Export Design

Exports should preserve both values and context.

What Export Is For

Export is the handoff from interactive analysis to another person, system, or record. A useful export should let someone understand what data was used, what workflow ran, what parameters were chosen, what outputs were produced, and what limitations remain.

flowchart LR
    W[Workflow graph] --> B[Export bundle]
    D[Source files and metadata] --> B
    R[Run outputs] --> B
    M[Model artifacts] --> B
    B --> P[Python / notebook]
    B --> C[CSV tables]
    B --> Z[Zip package]
    B --> S[Scientific record]

Useful Export Context

workflow name and version
run timestamp
node parameters
sample IDs
target names and units
metric names and split design
model artifact identifiers
source file names and extensions

Example Export Bundle

A good zip export for a PLS calibration might look like:

pls_moisture_calibration_export/
├── manifest.json
├── workflow.json
├── data/
│   ├── spectra.csv
│   └── targets.csv
├── outputs/
│   ├── predicted_vs_measured.csv
│   ├── metrics.json
│   ├── vip_scores.csv
│   └── coefficients.csv
├── figures/
│   ├── predicted_vs_measured.png
│   └── vip_scores.png
└── model/
    ├── manifest.json
    └── arrays/
        ├── coef.npy
        ├── x_mean.npy
        └── x_scale.npy

The important part is not the exact folder names. The important part is that values travel with their context: sample IDs, units, axis definitions, workflow parameters, validation split, and source file names.

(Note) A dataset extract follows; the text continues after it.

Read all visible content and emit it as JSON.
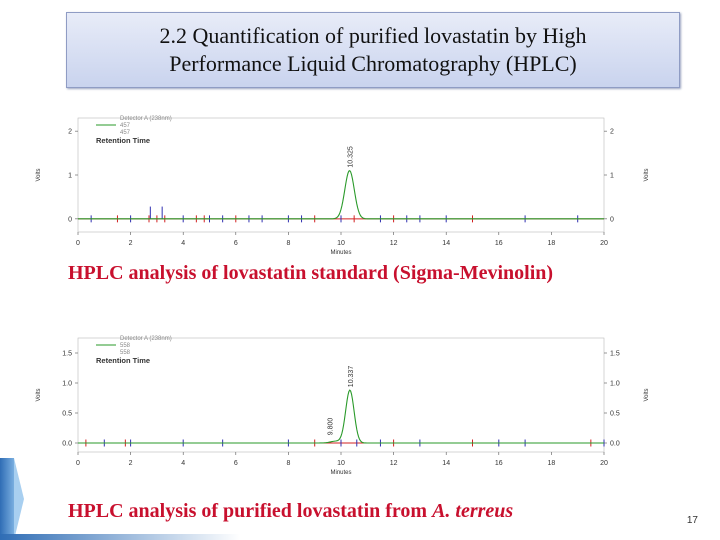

Python and Notebook Exports

Where Python export is supported, it should reproduce the workflow with explicit parameters and clear data-source binding. Unsupported nodes should fail visibly rather than pretending to export.

For example, an exported preprocessing step should look like an explicit operation:

spectra = load_dataset("data/spectra.csv")
spectra_snv = snv(spectra)
spectra_deriv = savgol_derivative(spectra_snv, window_length=15, polyorder=2)

It should not silently depend on UI state, hidden session data, or a database row that another user cannot access.

Portable `.sherpa` Objects

The .sherpa object is the round-trip export path for moving a project between SpectraSherpa installs. It is a ZIP container with:

sherpa-object.json: object version, package mode, payload inventory, SHA-256 hashes, and project summary
project.json: project snapshot with data sources, workflow sheets, nodes, edges, scripts, and model references
data/experiments/<id>/...: uploaded project files needed by My Dataset workflows
models/<artifact_uid>/manifest.json and models/<artifact_uid>/arrays.npz when saved model artifacts are available

Current full-project exports mark project.json with archive_format.version: "0.2" and mirror that value in sherpa-object.json as project_payload_version. Uploaded data files use deterministic member paths derived from their experiment ID and relative file path. During import, a bundled file is accepted only when the project payload's archive_member matches that deterministic path and the file's SHA-256 matches the recorded sha256.

Unlike a Python or notebook export, a .sherpa object is meant to be imported back into SpectraSherpa. Import creates a new project, restores uploaded project files and their metadata, restores project data-source records, recreates workflow sheets with their nodes and edges, imports model artifacts when present, and stores the imported payload as version 1 of the new project.

The object can be inspected or validated without executing workflows:

spectra-sherpa object inspect project.sherpa
spectra-sherpa object validate project.sherpa

For a running local or hosted API, the CLI can also call the project object endpoints:

spectra-sherpa object export 42 project.sherpa
spectra-sherpa object import project.sherpa

Hosted APIs that require authentication can pass --api-url and --token.

The current package mode is full. A future metadata-only mode is scaffolded in the manifest but is not yet a supported export option.

Import keeps the normal per-file upload cap for each restored data or model member. A full project archive can be larger than a single file because it may include several uploaded files plus model artifacts; the current aggregate uncompressed archive budget is ten times the configured single-file upload limit.

Compatibility policy: the beta object reader currently accepts only exact object-version 0.1; project payload revisions are distinguished by project_payload_version. Treat this as the first implementation contract, not a long-term compatibility promise. Future object revisions should add an explicit min/max reader range before changing the manifest schema.

Extension Pattern

Use export extensions when a lab or partner needs a specific handoff format:

regulated report packet
LIMS-friendly CSV tables
instrument-method transfer package
model-review archive
customer-facing PDF/HTML report bundle

The extension should state which node outputs it supports and what metadata is required. If required metadata is missing, export should fail clearly and explain what the user must add.